While Dinh-Kuno handled the immigration process Wold, with the help of the Everett Police Department, organized a fundraiser to help her family afford a fully furnished apartment in Arlington where they still live, happily, today. Farhad and his family told the Lynnwood Times that they have noticed the benefits of their new lifestyle change most in their children who have abandoned their stress in pursuit of simply being kids.
“I feel this is the duty, not only as a former refugee, but as a member of our community to band together and support Ukrainian refugees. That’s what our country is all about,” Dinh-Kuno told the Lynnwood Times.
Since the Russian invasion of Ukraine began Dinh-Kuno’s agency has helped over 400 Ukrainian refugee families begin new lives in Snohomish County.
For more than 40 years, Refugee & Immigrant Services Northwest (RISNW) has been helping newly arrived refugees and immigrants rebuild their lives and achieve their full potential as contributing citizens in their new country.
RISNW is a refugee-led, multi-ethnic, multi-cultural organization with the mission to empower refugees, immigrants, and their families to become self-sufficient and healthy, contributing members of society.

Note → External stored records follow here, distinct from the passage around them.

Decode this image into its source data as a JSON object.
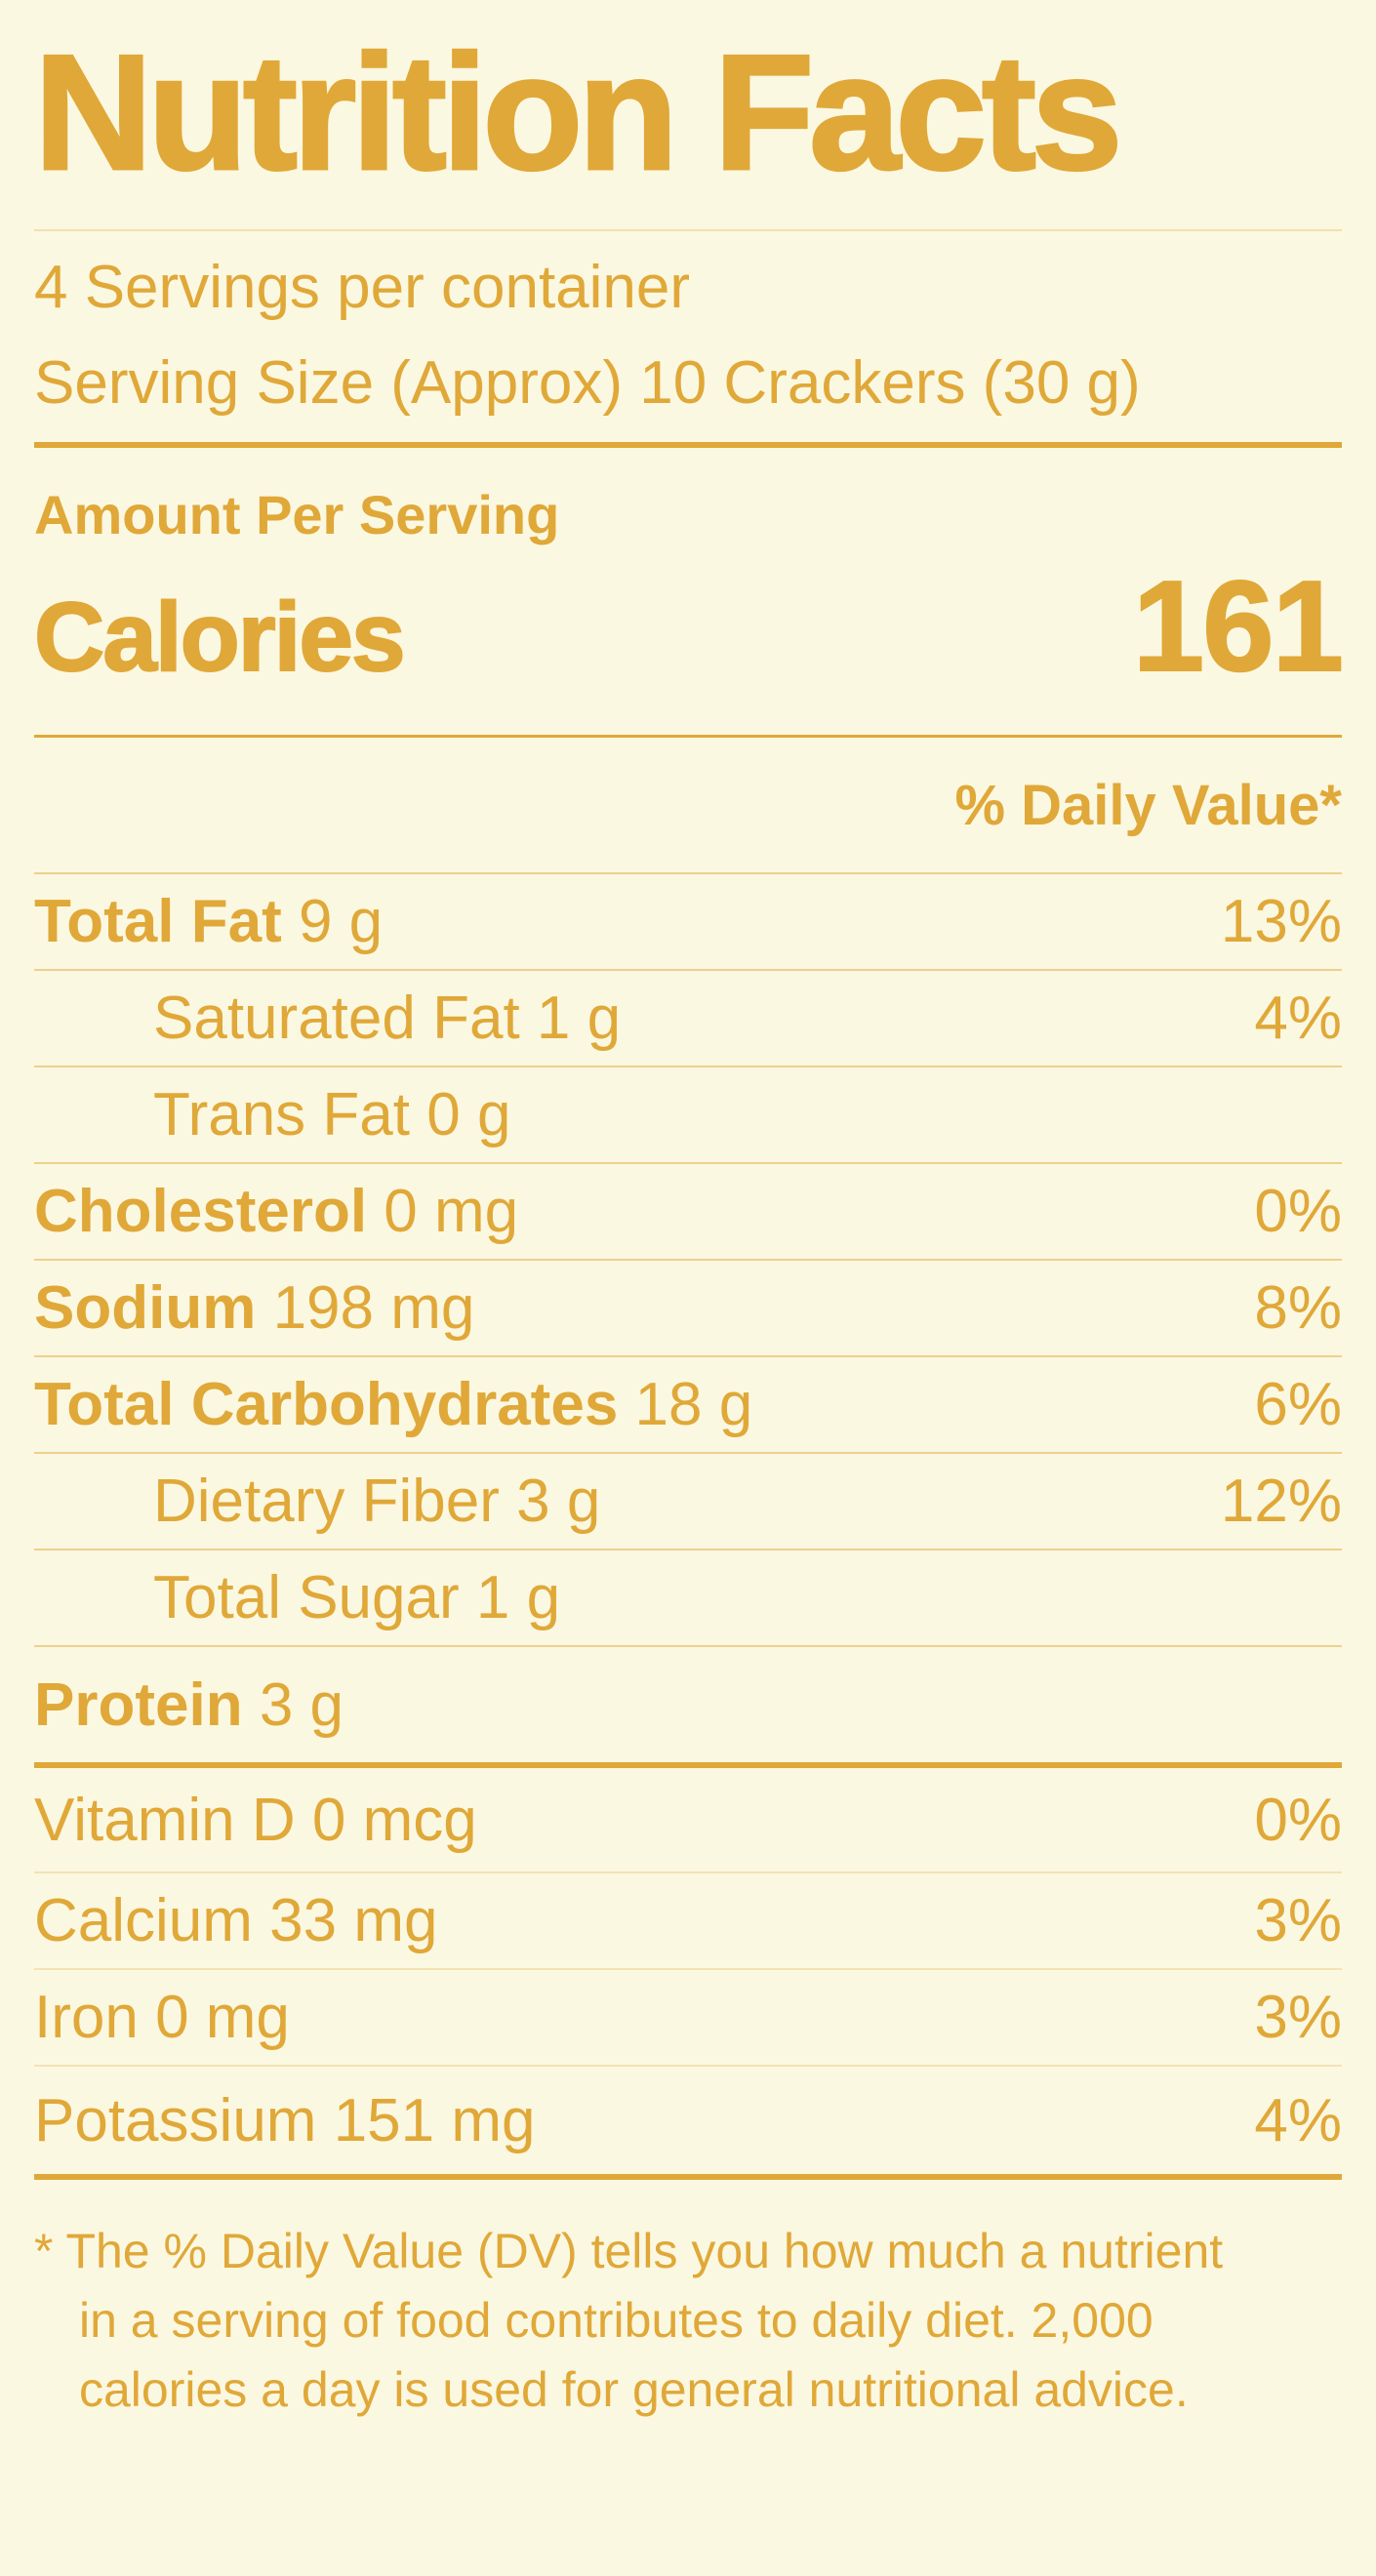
{
  "title": "Nutrition Facts",
  "servings_per_container": "4 Servings per container",
  "serving_size": "Serving Size (Approx) 10 Crackers (30 g)",
  "amount_per_serving": "Amount Per Serving",
  "calories_label": "Calories",
  "calories_value": "161",
  "daily_value_header": "% Daily Value*",
  "nutrients": [
    {
      "name": "Total Fat",
      "amount": "9 g",
      "dv": "13%",
      "bold": true,
      "indent": false
    },
    {
      "name": "Saturated Fat",
      "amount": "1 g",
      "dv": "4%",
      "bold": false,
      "indent": true
    },
    {
      "name": "Trans Fat",
      "amount": "0 g",
      "dv": "",
      "bold": false,
      "indent": true
    },
    {
      "name": "Cholesterol",
      "amount": "0 mg",
      "dv": "0%",
      "bold": true,
      "indent": false
    },
    {
      "name": "Sodium",
      "amount": "198 mg",
      "dv": "8%",
      "bold": true,
      "indent": false
    },
    {
      "name": "Total Carbohydrates",
      "amount": "18 g",
      "dv": "6%",
      "bold": true,
      "indent": false
    },
    {
      "name": "Dietary Fiber",
      "amount": "3 g",
      "dv": "12%",
      "bold": false,
      "indent": true
    },
    {
      "name": "Total Sugar",
      "amount": "1 g",
      "dv": "",
      "bold": false,
      "indent": true
    },
    {
      "name": "Protein",
      "amount": "3 g",
      "dv": "",
      "bold": true,
      "indent": false
    }
  ],
  "micronutrients": [
    {
      "name": "Vitamin D",
      "amount": "0 mcg",
      "dv": "0%"
    },
    {
      "name": "Calcium",
      "amount": "33 mg",
      "dv": "3%"
    },
    {
      "name": "Iron",
      "amount": "0 mg",
      "dv": "3%"
    },
    {
      "name": "Potassium",
      "amount": "151 mg",
      "dv": "4%"
    }
  ],
  "footnote_lines": [
    "* The % Daily Value (DV) tells you how much a nutrient",
    "in a serving of food contributes to daily diet. 2,000",
    "calories a day is used for general nutritional advice."
  ],
  "colors": {
    "accent_gold": "#E0A838",
    "background_cream": "#FBF8E2"
  }
}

Beginning as a grassroots organization in 1977, the agency started with serving newly arrived Southeast Asian refugees in Snohomish County. Since then, it has grown to become a multi-service organization serving refugees and immigrants living in Snohomish, Whatcom, Skagit, San Juan, and Island Counties.
RISNW’s core staff of 20 full-time and 137 on-call interpreters are fluent in 40 languages and dialects who value partnerships, collaborations and services delivered by culturally relevant and linguistically appropriate staff who reflect the clients they serve.
They accomplish this by providing a comprehensive array of linguistically and culturally appropriate services, and advocate for equitable funding and services for limited English-speaking refugees and immigrants.